Eylül ayında ÖTV oranlarında yapılan artış ve döviz kurlarındaki harekete de bağlı olarak, objektif bilgi kaynaklarına nazaran yapılan hesaplamaya nazaran akaryakıtlı arabaların ortalama fiyatı 205 bin TL olması gerekirken, TÜİK’in kasım ayı başında açıkladığı datalarda bu kalem için 164 bin TL yazdığı anlaşılıyor. Görüldüğü üzere burada izah edilemeyecek kadar büyük bir fark (41 bin TL) var. Son olarak, TÜİK kasım ayında akaryakıtlı arabalar için ortalama fiyatı 177 bin TL olarak açıklamış bulunuyor, lakin belirtilen objektif bilgi kaynaklarına nazaran bu bilginin en az 216 bin TL olması gerektiği, hasebiyle bilgideki büyük sapmanın halihazırda devam ettiği açıkça görülüyor.

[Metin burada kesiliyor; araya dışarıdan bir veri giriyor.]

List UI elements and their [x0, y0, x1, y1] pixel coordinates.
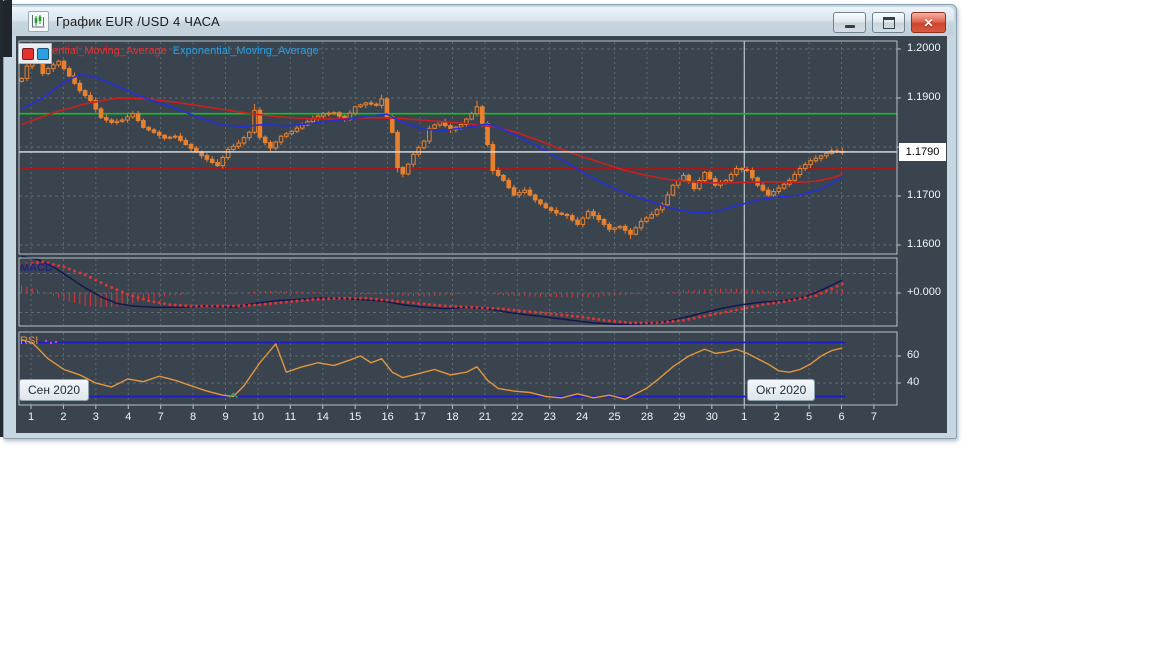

Dört yüzden fazla eser ve hizmetten oluşan enflasyon sepetinde yalnızca bu kalemdeki sapmanın yıllık TÜFE’yi olduğundan “en az 2 puan aşağıda gösterdiği” hesaplanmış. Kelam konusu denetim çalışması ile ilgili olarak TBMM Komitesinde yapılan konuşmanın üzerinden bir aya yakın bir mühlet geçmiş olmasına karşın TÜİK’ten hala bir karşılık gelmediği de belirtiliyor. TÜİK’in kendisine yöneltilen sorulara karşı halinin genelde sessiz kalmak ve görmezden gelmek olduğunu anlıyoruz.
Bu yalın ve denetimi epeyce kolay örnek, akıllara şu haklı soruları getiriyor: TÜİK gerçek enflasyon datalarını açıklamak yerine, birtakım bilgi giriş gecikmeleri ve bilemediğimiz diğer mazeretler ve hedeflerle enflasyonu şuurlu olarak düşük göstermenin yollarını mı deniyor? TÜİK bu kadar önemli savlar karşısında daima sessiz kalarak “sükût ikrardan gelir” mi demek istiyor?
Muharririn Gazete Duvar makalesinden alıntıdır. Makaleye link burada
MUTANT VİRÜS : PİYASALAR VE İKTİSADA TESİRİ l EKONOMİTUBE TV: Bu söyleşide uzun uzun TUIK’nin rehabilitasyonu konusunu masaya yatırdık.
Eurostat: Türkiye satın alma gücü paritesi yüzde 41 geride
Eski TUIK Başkanı’ndan skandal iddialar!!!